Everyone in the production is memorable. Director John Ford won the Oscar for directing. So too actress, Jane Darwell as Ma Joad, the tenacious matriarch. And let’s not forget how fascinating it is to see John Carradine, patriarch of the real life acting dynasty, in his first important role as an ex-preacher who has lost his faith.  But what grounds the story is Henry Fonda’s performance as Tom Joad. Just released from prison his heartfelt performance becomes an almost mythic hero of social justice. The Grapes of Wrath is one of those films that surpasses its literary source and actually improves on the novel’s pessimistic tone. There is much despair, but there is also an uplifting feeling of hope. Tom Joad’s poetic final speech is legendary.

4 Responses to “The Grapes of Wrath”

  1. Beautiful review, Mark! 🙂


  2. This film invites comments on things other than its undoubted dramatic impact. It represents an era in which people were looking for strong political leaders to get them out of the mess that previous generations of politicians had got them into. In their enthusiam for the programs those leaders promoted, artists in lots of fields turned their talents to producing propaganda. In Europe, Eisenstein and Brecht had built their careers on doing just that. In the United States people like John Steinbeck, Frank Capra and John Ford got caught up in writing books and making films that presented a view of society that would lend popular support to the federal government in its efforts, first to alleviate the effects of the depression, later on to wage war in Europe and the Pacific.

    The writers, however, were prone to incorporating such broad biases into their scripts that they often produced laughably exaggerated results, like those nasty cigar-smoking Fat Cats Frank Capra always had preying off the simple common folk, and the almost-heavenly New Jerusalem the government had built for the Joads just off some highway in California. Nevertheless Steinbeck, Capra, Ford and others like them undoubtedly had the talents they needed to engage the emotions of their audiences, and the films that came out of their efforts – “Grapes of Wrath” being maybe the best example – must have significantly affected the beliefs of the people who saw them. Your reaction to the movie was more positive than mine, but I can’t deny that “Grapes of Wrath” is a stirring presentation of the attitudes it was intended to foster.

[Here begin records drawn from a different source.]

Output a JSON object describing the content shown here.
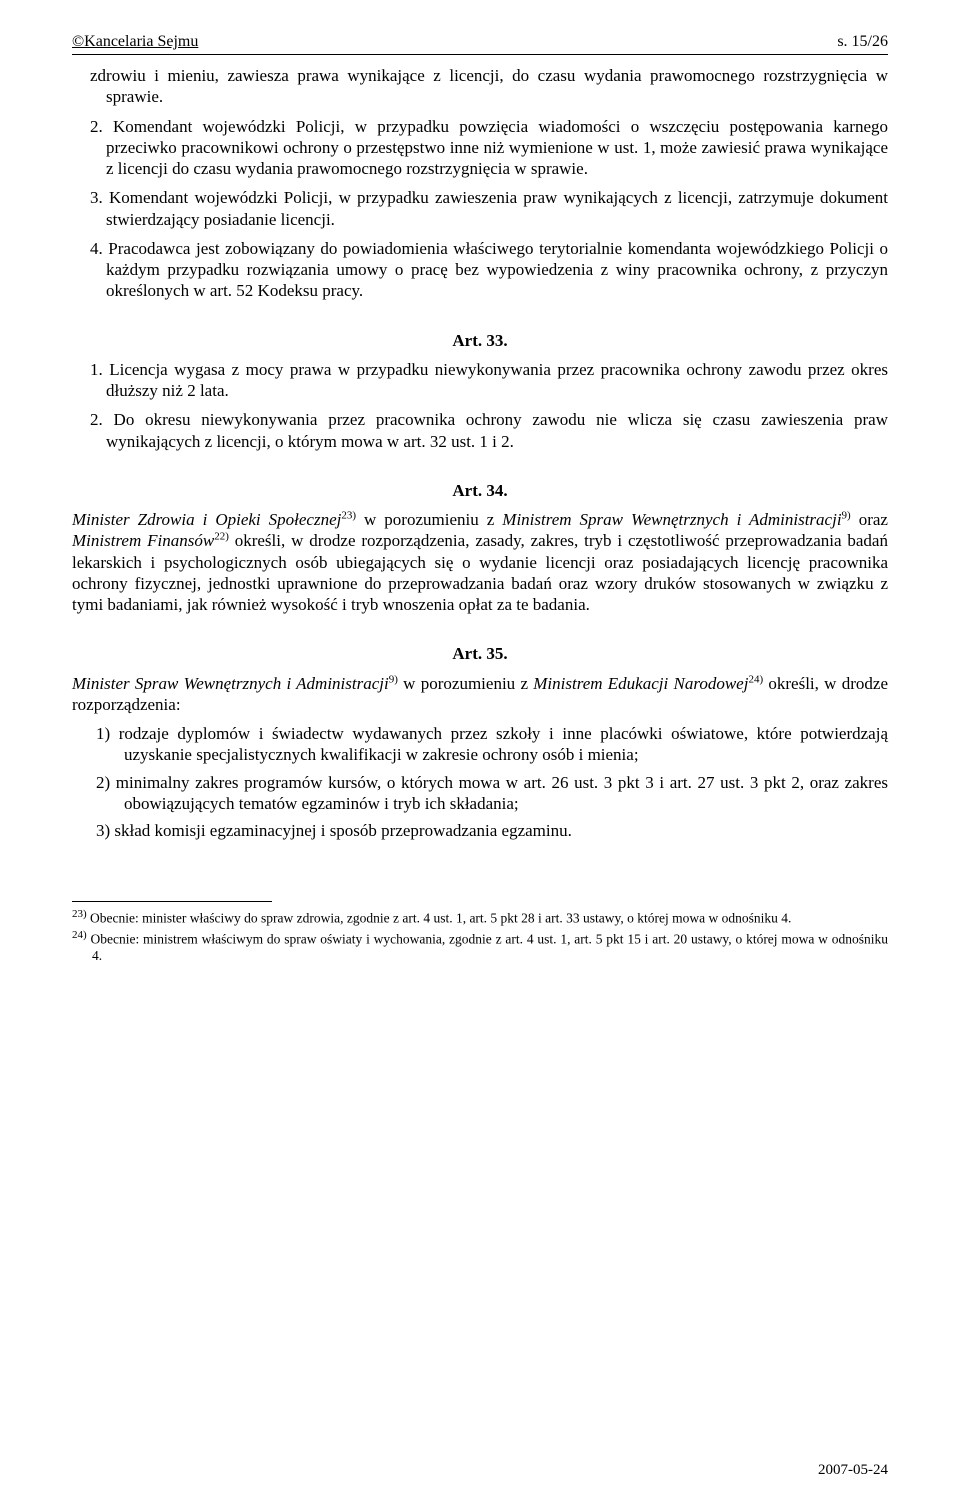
{
  "header": {
    "left": "©Kancelaria Sejmu",
    "right": "s. 15/26"
  },
  "intro_fragment": "zdrowiu i mieniu, zawiesza prawa wynikające z licencji, do czasu wydania prawomocnego rozstrzygnięcia w sprawie.",
  "p2": "2. Komendant wojewódzki Policji, w przypadku powzięcia wiadomości o wszczęciu postępowania karnego przeciwko pracownikowi ochrony o przestępstwo inne niż wymienione w ust. 1, może zawiesić prawa wynikające z licencji do czasu wydania prawomocnego rozstrzygnięcia w sprawie.",
  "p3": "3. Komendant wojewódzki Policji, w przypadku zawieszenia praw wynikających z licencji, zatrzymuje dokument stwierdzający posiadanie licencji.",
  "p4": "4. Pracodawca jest zobowiązany do powiadomienia właściwego terytorialnie komendanta wojewódzkiego Policji o każdym przypadku rozwiązania umowy o pracę bez wypowiedzenia z winy pracownika ochrony, z przyczyn określonych w art. 52 Kodeksu pracy.",
  "art33": {
    "heading": "Art. 33.",
    "p1": "1. Licencja wygasa z mocy prawa w przypadku niewykonywania przez pracownika ochrony zawodu przez okres dłuższy niż 2 lata.",
    "p2": "2. Do okresu niewykonywania przez pracownika ochrony zawodu nie wlicza się czasu zawieszenia praw wynikających z licencji, o którym mowa w art. 32 ust. 1 i 2."
  },
  "art34": {
    "heading": "Art. 34.",
    "body_pre_italic1": "Minister Zdrowia i Opieki Społecznej",
    "fn23": "23)",
    "body_mid1": " w porozumieniu z ",
    "italic1": "Ministrem Spraw Wewnętrznych i Administracji",
    "fn9": "9)",
    "body_mid2": " oraz ",
    "italic2": "Ministrem Finansów",
    "fn22": "22)",
    "body_tail": " określi, w drodze rozporządzenia, zasady, zakres, tryb i częstotliwość przeprowadzania badań lekarskich i psychologicznych osób ubiegających się o wydanie licencji oraz posiadających licencję pracownika ochrony fizycznej, jednostki uprawnione do przeprowadzania badań oraz wzory druków stosowanych w związku z tymi badaniami, jak również wysokość i tryb wnoszenia opłat za te badania."
  },
  "art35": {
    "heading": "Art. 35.",
    "intro_italic1": "Minister Spraw Wewnętrznych i Administracji",
    "fn9": "9)",
    "intro_mid": " w porozumieniu z ",
    "intro_italic2": "Ministrem Edukacji Narodowej",
    "fn24": "24)",
    "intro_tail": " określi, w drodze rozporządzenia:",
    "item1": "1) rodzaje dyplomów i świadectw wydawanych przez szkoły i inne placówki oświatowe, które potwierdzają uzyskanie specjalistycznych kwalifikacji w zakresie ochrony osób i mienia;",
    "item2": "2) minimalny zakres programów kursów, o których mowa w art. 26 ust. 3 pkt 3 i art. 27 ust. 3 pkt 2, oraz zakres obowiązujących tematów egzaminów i tryb ich składania;",
    "item3": "3) skład komisji egzaminacyjnej i sposób przeprowadzania egzaminu."
  },
  "footnotes": {
    "fn23_num": "23)",
    "fn23_text": " Obecnie: minister właściwy do spraw zdrowia, zgodnie z art. 4 ust. 1, art. 5 pkt 28 i art. 33 ustawy, o której mowa w odnośniku 4.",
    "fn24_num": "24)",
    "fn24_text": " Obecnie: ministrem właściwym do spraw oświaty i wychowania, zgodnie z art. 4 ust. 1, art. 5 pkt 15 i art. 20 ustawy, o której mowa w odnośniku 4."
  },
  "footer_date": "2007-05-24"
}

    For my money though, John Ford, Henry Fonda and the other artists who got caught up in making films of this sort took a turn for the better when they – or their studio executives – limited the amount of sentimentalizing and and sermonizing they could do, and got back to telling stories that were more about people and less about archetypes.


  3. This was such a beautiful and heartbreaking film. Such a strong family, kept together by their Ma. Loved it.


  4. This movie is a real tear jerker. Unfortunately too much of the depression was caused by government policies. Many of “corrective ” policies only lengthened the duration. The camps for dust-bowl victims probably were very beneficial in providing short term care for displaced farmers, but the government also used funds to support depression artists painting awful and unuseful murals. This movie was propaganda for government assistance in areas other than dust -bowl farmers, paving the way for tax assistance to select groups at the expense of the general populace.